Thursday, July 14, 2011

Larry David Produces Reasonable 'Fax Simile

If the season premiere of Curb Your Enthusiasm is any indication, Larry David still has, as the saying goes, his fastball: Larry helping a young girl in the neighborhood figure out how tampons work, Larry dropping the n-word in an office building lobby, Larry pushing Super Dave Osborne, a.k.a., Marty Funkhouser, to get a divorce. (Successfully, we should add.)

The new season of Curb on HBO has a lot of baseball in it, notes Richard Sandomir of the NY Times. The premiere riffed on the nasty divorce involving Frank McCourt, owner of the Dodgers, and an episode toward the end of the season involves a guest appearance from Bill Buckner, counseling David after the saturnine funnyman's horrific softball error. (Best known as a bow-legged Bostonian, Buckner broke in with the Dodgers in '69 and spent more time with L.A. than any other team.)

The Dodgers also get name-checked in an upcoming episode when David plans to golf with a pal, and coins a unique expression when the date falls through.

Writes Sandomir:

When a newly spiritual Jewish friend tells him he will not play golf with him at a tournament on the Sabbath, David complains, “You’re Koufaxing me!”

(This is not to be confused with "Faxing me," an archaic method of telecommunications that had its heyday in the early '90s.)

In 1965, Sandy Koufax famously did not take the mound for Game One of the World Series, as it was Yom Kippur--making him a hero in the Jewish community (though surely some Jewish Dodger fans were dismayed). Koufax spent the day at a temple in Minneapolis, while Don Drysdale instead faced the Twins and got shelled.

"I bet right now you wish I was Jewish, too," Drysdale reportedly said to skipper Walter Alston when
Alston came to take him out in the second inning.

More recently, Shawn Green opted to sit out a key game amidst a pennant race during his breakout 2001 season with the Dodgers. (Apparently, some Mormons won't play sundown Friday to sundown Saturday either.)

There is, in fact, a long history of players "Koufaxing", as Larry David puts it, well before Sanford Braun Koufax made that fateful decision in Minneapolis.

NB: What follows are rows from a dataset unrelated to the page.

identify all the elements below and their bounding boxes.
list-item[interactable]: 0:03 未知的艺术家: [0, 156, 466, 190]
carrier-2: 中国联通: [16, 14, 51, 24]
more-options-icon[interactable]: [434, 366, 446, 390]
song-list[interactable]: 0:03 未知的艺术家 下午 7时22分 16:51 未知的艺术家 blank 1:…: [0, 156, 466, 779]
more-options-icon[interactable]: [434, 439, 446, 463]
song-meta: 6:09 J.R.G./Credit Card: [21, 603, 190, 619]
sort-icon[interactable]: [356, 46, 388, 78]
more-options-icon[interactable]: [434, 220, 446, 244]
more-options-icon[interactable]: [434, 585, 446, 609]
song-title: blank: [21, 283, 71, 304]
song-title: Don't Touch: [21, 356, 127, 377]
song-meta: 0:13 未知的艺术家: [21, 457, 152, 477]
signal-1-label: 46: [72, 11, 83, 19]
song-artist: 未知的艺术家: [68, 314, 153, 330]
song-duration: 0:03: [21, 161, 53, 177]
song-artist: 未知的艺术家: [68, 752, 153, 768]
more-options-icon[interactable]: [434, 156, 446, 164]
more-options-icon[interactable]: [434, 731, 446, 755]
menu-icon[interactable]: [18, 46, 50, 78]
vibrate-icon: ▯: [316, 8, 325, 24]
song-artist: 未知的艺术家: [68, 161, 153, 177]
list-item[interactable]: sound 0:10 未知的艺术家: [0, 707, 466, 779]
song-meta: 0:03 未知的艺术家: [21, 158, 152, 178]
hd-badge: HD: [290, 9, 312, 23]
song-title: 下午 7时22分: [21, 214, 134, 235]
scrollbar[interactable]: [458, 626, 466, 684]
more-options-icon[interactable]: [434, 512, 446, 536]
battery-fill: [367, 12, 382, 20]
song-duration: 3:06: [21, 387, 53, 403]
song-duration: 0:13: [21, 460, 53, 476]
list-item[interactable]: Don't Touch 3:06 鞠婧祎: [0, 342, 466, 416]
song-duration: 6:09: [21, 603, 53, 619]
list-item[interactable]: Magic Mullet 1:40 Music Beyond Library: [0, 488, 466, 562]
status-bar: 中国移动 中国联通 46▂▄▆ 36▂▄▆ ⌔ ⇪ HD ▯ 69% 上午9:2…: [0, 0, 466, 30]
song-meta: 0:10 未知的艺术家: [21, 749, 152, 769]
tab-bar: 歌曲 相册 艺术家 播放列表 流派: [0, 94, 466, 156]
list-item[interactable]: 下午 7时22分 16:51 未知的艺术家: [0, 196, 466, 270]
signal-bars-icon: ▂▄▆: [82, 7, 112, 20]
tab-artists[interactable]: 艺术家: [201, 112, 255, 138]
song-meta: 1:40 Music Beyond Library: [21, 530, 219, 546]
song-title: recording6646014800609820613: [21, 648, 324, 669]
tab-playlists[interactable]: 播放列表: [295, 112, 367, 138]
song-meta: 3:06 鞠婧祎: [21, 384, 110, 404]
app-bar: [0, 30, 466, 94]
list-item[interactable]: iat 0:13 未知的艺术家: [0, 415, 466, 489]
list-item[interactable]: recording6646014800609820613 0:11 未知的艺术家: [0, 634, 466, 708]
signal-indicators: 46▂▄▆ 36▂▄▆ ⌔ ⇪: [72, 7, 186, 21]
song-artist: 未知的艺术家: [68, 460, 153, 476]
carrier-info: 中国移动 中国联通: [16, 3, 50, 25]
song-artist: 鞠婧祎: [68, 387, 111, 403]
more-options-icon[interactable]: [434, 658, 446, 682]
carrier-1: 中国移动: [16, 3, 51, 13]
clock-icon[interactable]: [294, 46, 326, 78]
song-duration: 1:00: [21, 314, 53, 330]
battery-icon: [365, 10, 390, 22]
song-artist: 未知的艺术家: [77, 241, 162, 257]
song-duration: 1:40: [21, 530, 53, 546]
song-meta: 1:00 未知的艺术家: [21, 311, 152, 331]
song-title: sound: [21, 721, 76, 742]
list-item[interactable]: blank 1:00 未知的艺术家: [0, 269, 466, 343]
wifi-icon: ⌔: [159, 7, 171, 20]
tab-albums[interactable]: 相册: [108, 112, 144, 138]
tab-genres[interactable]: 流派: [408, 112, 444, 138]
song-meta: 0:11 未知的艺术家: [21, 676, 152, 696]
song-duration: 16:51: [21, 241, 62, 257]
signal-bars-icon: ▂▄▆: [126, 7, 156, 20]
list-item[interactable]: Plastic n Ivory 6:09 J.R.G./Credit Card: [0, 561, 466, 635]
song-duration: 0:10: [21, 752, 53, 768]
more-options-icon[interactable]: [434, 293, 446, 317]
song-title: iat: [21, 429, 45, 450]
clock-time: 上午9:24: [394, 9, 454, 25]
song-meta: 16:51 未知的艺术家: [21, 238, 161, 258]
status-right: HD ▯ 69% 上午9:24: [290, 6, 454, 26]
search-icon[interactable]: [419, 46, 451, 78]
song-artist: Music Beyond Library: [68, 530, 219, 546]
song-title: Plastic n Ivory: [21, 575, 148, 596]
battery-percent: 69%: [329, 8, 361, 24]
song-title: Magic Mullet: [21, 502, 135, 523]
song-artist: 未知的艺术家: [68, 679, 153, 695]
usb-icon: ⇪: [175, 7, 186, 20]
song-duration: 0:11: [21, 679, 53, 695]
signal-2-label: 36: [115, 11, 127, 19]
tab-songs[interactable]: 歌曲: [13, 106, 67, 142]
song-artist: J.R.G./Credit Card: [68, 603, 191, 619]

Since we can't seem to escape the Dodgers today,'s Jeff Merron notes that Jake Pitler refused to coach for the L.A. squad on Rosh Hashanah and Yom Kippur in the '40s and '50s.

So perhaps "you're Pitlering me!" would be a more accurate description for Larry David, and a Jewish guy named Pitler certainly seems like something LD could mine for cringe-worthy comedy.